Taliban leader Mullah Omar, meanwhile, called on the people to join the militants in their attempts to oust the government of President Hamid Karzai and its foreign backers.

Karzai told thousands gathered at Kabul city stadium that Afghanistan is once again threatened by a resurgent Taliban-led insurgency, and urged the people to focus on education.

The holiday marks Afghanistan's liberation from Britain in 1919, following the third Anglo-Afghan war.

"Again our land is under attack from our enemies," Karzai said, in reference to the Taliban-led insurgency. "They want to stop the development of Afghanistan."

Karzai delivered his Independence Day address in a stadium that once hosted public executions during the Taliban's rule, which ended with an invasion by U.S.-led forces in late 2001. On Sunday, it enjoyed a more colorful atmosphere, with a parade of Afghanistan's military forces and a display of the country's many national dresses.

Despite the presence of nearly 50,000 foreign troops in the country, violence has risen sharply during the last two months. This year more than 3,700 people — most of them militants — have died, according to an Associated Press tally of casualty figures provided by Western and Afghan officials.

Mullah Omar, the elusive Taliban leader who has been in hiding since the hard-line regime was ousted, called on the people to join the militant movement.

In a statement read to an Associated Press reporter in Pakistan, Omar said the militants battling Afghan and foreign troops "must win the hearts of the good people."

"They must try to avoid harm to the general public. Try to attract people from all walks of life — religious scholar, student, engineer, doctor, scientist, politician, writer, journalist and farmer to the ongoing (struggle)," said the statement, read for Omar by Zabeehullah Mujahed, one of the Taliban's spokesmen.

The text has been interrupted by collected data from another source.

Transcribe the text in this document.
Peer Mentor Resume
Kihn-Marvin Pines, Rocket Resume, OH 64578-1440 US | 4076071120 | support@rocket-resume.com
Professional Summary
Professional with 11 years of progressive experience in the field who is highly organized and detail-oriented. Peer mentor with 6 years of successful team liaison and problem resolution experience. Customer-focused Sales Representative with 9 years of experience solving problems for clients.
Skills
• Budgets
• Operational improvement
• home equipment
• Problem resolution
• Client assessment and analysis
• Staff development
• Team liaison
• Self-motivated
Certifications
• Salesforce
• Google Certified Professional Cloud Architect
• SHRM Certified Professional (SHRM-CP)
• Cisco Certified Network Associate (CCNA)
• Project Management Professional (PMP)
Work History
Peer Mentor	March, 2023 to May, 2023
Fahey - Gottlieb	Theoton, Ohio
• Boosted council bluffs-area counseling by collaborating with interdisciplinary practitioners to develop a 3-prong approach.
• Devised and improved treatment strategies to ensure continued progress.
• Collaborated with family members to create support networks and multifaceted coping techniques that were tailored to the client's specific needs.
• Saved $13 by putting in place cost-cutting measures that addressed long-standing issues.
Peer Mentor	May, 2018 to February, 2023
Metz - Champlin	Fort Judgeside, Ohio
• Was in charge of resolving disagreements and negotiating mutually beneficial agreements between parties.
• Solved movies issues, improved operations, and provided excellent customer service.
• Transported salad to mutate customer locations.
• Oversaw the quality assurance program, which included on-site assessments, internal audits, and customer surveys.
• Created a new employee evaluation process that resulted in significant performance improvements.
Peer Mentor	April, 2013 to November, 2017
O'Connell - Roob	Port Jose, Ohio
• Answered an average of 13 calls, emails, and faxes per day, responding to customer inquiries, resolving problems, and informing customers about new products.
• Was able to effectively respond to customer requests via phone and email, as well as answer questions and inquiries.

Omar also accused NATO and U.S.-led coalition troops of conducting bombing raids which were killing civilians.

Continued instability in Afghanistan, particularly affecting the country's south and east, threatens gains made since the ouster of the Taliban.

Repeated wars and conflicts have devastated the country of 25 million people in the last three decades, with scars still visible on buildings and with large swaths of minefields still littering the countryside.

Karzai said the Afghan people must be ready to make sacrifices for the country's freedom, but also need to focus on education.

"Without education, technology and science we will be under the attack of the foreigners," Karzai said. "For an independent Afghanistan, our youths have to get an education."